There’s more to video journalism than point-and-shoot

By Lost Albatross via Flickr Creative Commons

We at Journalism in Motion have just finished the TV component of our course, and I’ve found that the process of learning how to film and construct a storyline for TV has changed the way I watch TV and video for good.

Constructing a fair and accurate report using visual imagery is an acquired skill, but it’s essential for a lot of video journalism. So I wish I’d seen this excellent list of tips for shooting video by the BBC College of Journalism a long time ago.

Video journalism is a fiddly blend of the technical and the creative: if your kit isn’t working properly you won’t have a video report at all, but to create an effective piece you’ll usually need to go way beyond checking the sound levels, hitting the red button and standing back.

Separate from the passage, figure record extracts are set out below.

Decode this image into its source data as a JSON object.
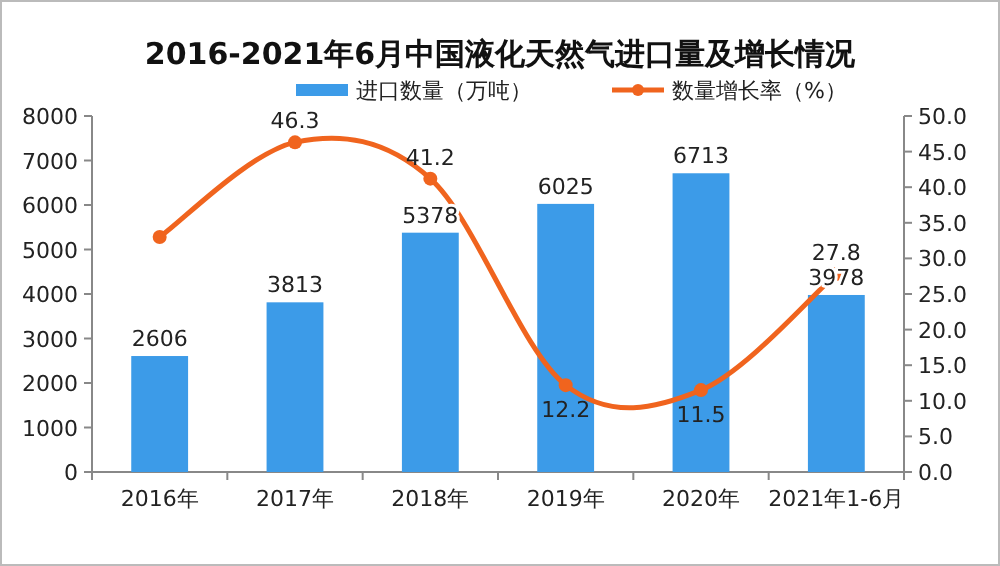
{
  "chart_data": {
    "type": "bar",
    "title": "2016-2021年6月中国液化天然气进口量及增长情况",
    "categories": [
      "2016年",
      "2017年",
      "2018年",
      "2019年",
      "2020年",
      "2021年1-6月"
    ],
    "series": [
      {
        "name": "进口数量（万吨）",
        "color": "#3c9be8",
        "values": [
          2606,
          3813,
          5378,
          6025,
          6713,
          3978
        ],
        "value_labels": [
          "2606",
          "3813",
          "5378",
          "6025",
          "6713",
          "3978"
        ]
      },
      {
        "name": "数量增长率（%）",
        "type": "line",
        "axis": "y2",
        "color": "#f0641e",
        "marker": "circle",
        "values": [
          33,
          46.3,
          41.2,
          12.2,
          11.5,
          27.8
        ],
        "value_labels": [
          null,
          "46.3",
          "41.2",
          "12.2",
          "11.5",
          "27.8"
        ]
      }
    ],
    "ylim": [
      0,
      8000
    ],
    "yticks": [
      0,
      1000,
      2000,
      3000,
      4000,
      5000,
      6000,
      7000,
      8000
    ],
    "y2lim": [
      0,
      50
    ],
    "y2ticks": [
      {
        "value": 0,
        "label": "0.0"
      },
      {
        "value": 5,
        "label": "5.0"
      },
      {
        "value": 10,
        "label": "10.0"
      },
      {
        "value": 15,
        "label": "15.0"
      },
      {
        "value": 20,
        "label": "20.0"
      },
      {
        "value": 25,
        "label": "25.0"
      },
      {
        "value": 30,
        "label": "30.0"
      },
      {
        "value": 35,
        "label": "35.0"
      },
      {
        "value": 40,
        "label": "40.0"
      },
      {
        "value": 45,
        "label": "45.0"
      },
      {
        "value": 50,
        "label": "50.0"
      }
    ],
    "legend": "top",
    "grid": false
  }
}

The BBC’s top tips include:
• Check your kit and make sure your batteries are charged
• Focus on the story, and try to sort out all your interviews in advance so that once you’re on location things run smoothly
• Use a combination of types of shots, varying wide shots to let the viewer know where they are with close-ups that show details

See the full list of tips here.

Lots of the video journalism we’ve discussed on this blog has largely ignored all of the above: often, the most striking reports are simply eyewitness accounts of extraordinary events, where the best thing the observer can do is hold the camera steady and try to take it all in. Often, this falls into the category of citizen journalists who just happen to be there when something incredible happens.

But for professional journalists who are attempting to tell a full and balanced story in video, the BBC’s advice is spot on.